5 Minute Writing Session: Bursting Through the Silence
“Write a little every day, without hope, without despair.”
―Isak Dinesen
This is what 5 minute writing sessions allow us to do.
Dear writers, I have an idea for you who may be finding it hard to know what to write about, or are experiencing creative avoidance, or feeling like you have ‘nothing to say’.
5 minute writing sessions. I do them every day. It is the only fail proof way for my fingers to outrun my inner critic. There is no time to worry about an ‘idea’, to obsess, or stew, or be hard on myself.
Writing for very small bursts of time, writing FAST, is the surest (and often only) way to burst through silence… It is to be done sometime (anytime) in the day. And weirdly, it IS often the very best way to uncover a story or poem.
Great flash fiction has little to do with plot, or idea. It is about an epiphany, a spark, it involves a moment of emotional epiphany that is often connected with associative logic or dream logic. Flash fiction is ALL about discovery. The 5 minute writing experience is the way in..
Irving Howe said it this way: “.. a moment rendered in its wink of immediacy.”
However you want to say it. flash fiction is a creation that reveals the truth of a situation in just a few words..
How do we find these strange and marvellous stories? We cannot find them by thinking them through. But when we tap into our unconscious and just write, and write fast, we are no longer interfering with our own writing process.
Flashes are like wild animals and they live inside our lives.. and we can often only let them come out by writing fast and opening our hearts to the moment.
Timed writing is to access raw material that comes from the unconscious, from the heart, from the spirit. It can all be edited/revised/polished later but the challenge will be to maintain the raw energy from the original piece. It comes from the part of the brain we can’t access by sitting around trying to be profound. So many stories are living in our tired brains and our job is to free them.
As a place to start, I suggest trying any one of the prompts I have sent from my prompt newsletter. If you don’t know about the Pokrass Prompts newsletter, or would like to try it out, I hope you will.. My aim is to offer writers some kind of concept prompt 4 times per week and often with a photographic image because some of us work better with a visual starting point. My prompts are ideal to use as timed exercises.

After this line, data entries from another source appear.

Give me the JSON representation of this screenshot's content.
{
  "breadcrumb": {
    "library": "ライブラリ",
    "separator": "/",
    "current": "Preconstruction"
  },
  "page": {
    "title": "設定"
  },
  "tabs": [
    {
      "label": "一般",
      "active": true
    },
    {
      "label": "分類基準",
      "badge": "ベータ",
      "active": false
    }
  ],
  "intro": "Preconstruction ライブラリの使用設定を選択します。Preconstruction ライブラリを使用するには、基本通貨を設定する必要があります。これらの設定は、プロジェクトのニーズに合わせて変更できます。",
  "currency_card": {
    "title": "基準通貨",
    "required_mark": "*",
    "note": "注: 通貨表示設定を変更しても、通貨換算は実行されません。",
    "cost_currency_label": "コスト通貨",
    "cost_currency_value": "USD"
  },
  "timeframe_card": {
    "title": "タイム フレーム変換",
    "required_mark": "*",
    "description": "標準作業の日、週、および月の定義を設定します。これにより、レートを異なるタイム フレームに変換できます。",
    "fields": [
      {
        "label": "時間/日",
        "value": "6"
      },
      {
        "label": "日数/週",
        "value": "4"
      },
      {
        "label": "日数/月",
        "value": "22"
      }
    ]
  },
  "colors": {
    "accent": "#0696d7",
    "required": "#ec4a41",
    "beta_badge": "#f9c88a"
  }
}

For today, let’s say the prompt is this: Write a story about trying to break a habit. Set a timer for 5 minutes. See if you can assign yourself 5 random words, or use the words I have assigned. Words such as nose, lint, soda, dream, fold. Again, your job is to fold the random words in when you need them (the minute you feel stuck) and not to worry about how you will use them. They are mainly there to use as a stepping stone for when you may feel stopped. Your eye will grab one of those words and all of the sudden, you have a new way in..
When you do a 5 minute fast-write, give yourself a simple concept, object, random photograph, a phrase, or even a list of random words to start with.

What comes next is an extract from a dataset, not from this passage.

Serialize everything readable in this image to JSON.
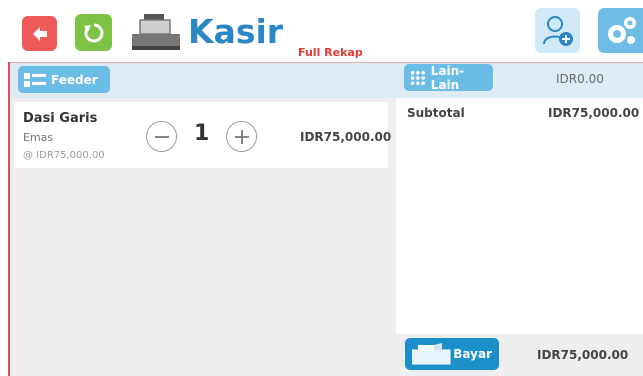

It is very important not to think or plan. Take a few deep breaths before you begin. You may benefit from putting on jazz or classical music. (This helps to take me somewhere else). Sometimes I turn off the lights or write with my eyes closed.
Do not set the timer for longer than 5 minutes. If you want to keep writing about the same story, set the time for another 5 minutes, and then another 5.
Or if you would like to spend 30 minutes writing, try 6 5-minute timed exercises back to back, using the same concept or random words. You can write 6 linked pieces, or expand on the first, or write 6 entirely new stories.
I hope you enjoy this timed writing challenge today. As you’re only asking for a 5 minute time expenditure, it is something you can do every day, even as the Xmas season is upon us!